1. Define creativity(being an artist) as a genetic marker that can not be altered by choice (Read “Whose Got the Remote?”)
2. Understand the concept of “just looking” as WORK for the artist and not “doing nothing” or “being lazy.” Mozart never wrote one note of music until he could hear the entire piece in his head. (Read “If you are addicted”)
3. Identify and discuss your mutual roles and your level of comfort in that defined role
4. Decide the best way for each person to navigate that role in the relationship, decide who pays for groceries, dinners out, the bills, art related expenses.
5. Keep separate accounts, not as a strategy for secrecy, but rather so each person has the independence to do what they want with the money that is allotted, without always having to ask.
6. Do not approach the finances of your art career from a traditional accounting or business perspective. For most artists, (or at least for a long time) it will ALWAYS cost you more than you make.

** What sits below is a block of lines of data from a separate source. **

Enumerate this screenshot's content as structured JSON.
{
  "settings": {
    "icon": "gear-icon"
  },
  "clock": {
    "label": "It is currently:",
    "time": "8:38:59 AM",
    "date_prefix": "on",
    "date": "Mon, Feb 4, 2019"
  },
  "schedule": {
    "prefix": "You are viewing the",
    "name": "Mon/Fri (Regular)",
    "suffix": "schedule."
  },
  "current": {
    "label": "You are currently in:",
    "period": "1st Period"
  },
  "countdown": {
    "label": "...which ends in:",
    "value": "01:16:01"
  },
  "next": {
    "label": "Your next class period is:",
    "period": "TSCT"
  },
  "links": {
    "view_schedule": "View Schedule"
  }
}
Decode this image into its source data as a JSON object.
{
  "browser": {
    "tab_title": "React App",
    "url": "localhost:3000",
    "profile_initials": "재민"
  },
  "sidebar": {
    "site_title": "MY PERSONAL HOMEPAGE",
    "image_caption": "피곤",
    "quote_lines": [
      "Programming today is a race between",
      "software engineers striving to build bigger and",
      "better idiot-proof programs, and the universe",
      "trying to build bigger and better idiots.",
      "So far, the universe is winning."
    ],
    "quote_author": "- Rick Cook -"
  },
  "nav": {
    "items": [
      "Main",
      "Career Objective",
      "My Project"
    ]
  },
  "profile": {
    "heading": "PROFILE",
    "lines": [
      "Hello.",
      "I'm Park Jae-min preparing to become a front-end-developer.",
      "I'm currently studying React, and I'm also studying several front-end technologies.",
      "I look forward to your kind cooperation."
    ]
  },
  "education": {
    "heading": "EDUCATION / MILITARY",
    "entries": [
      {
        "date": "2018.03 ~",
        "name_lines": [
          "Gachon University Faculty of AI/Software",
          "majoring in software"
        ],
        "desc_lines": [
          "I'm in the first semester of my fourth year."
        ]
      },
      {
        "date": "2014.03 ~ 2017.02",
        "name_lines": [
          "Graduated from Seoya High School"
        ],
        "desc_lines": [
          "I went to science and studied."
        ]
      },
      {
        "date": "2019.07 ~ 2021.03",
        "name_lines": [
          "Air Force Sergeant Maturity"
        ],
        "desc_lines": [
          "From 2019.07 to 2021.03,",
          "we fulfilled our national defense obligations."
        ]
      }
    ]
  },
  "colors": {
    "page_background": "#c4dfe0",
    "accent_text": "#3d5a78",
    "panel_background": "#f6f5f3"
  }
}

7. Keep your suggestions related to generating income out of the art equation
The bottom line is, we need to educate people that being an artist is not a job or a career (although many successful artists have been lucky enough to make this work for them) and should not be construed as a method for generating income. It is who you are as a person, it defines you in a way nothing else can, and it is important to your survival that you make time in your life to create. Just as you would not be expected to make a living because you eat or breathe or are left handed or have brown hair, so, the fact that you are an artist should not be associated with making a living.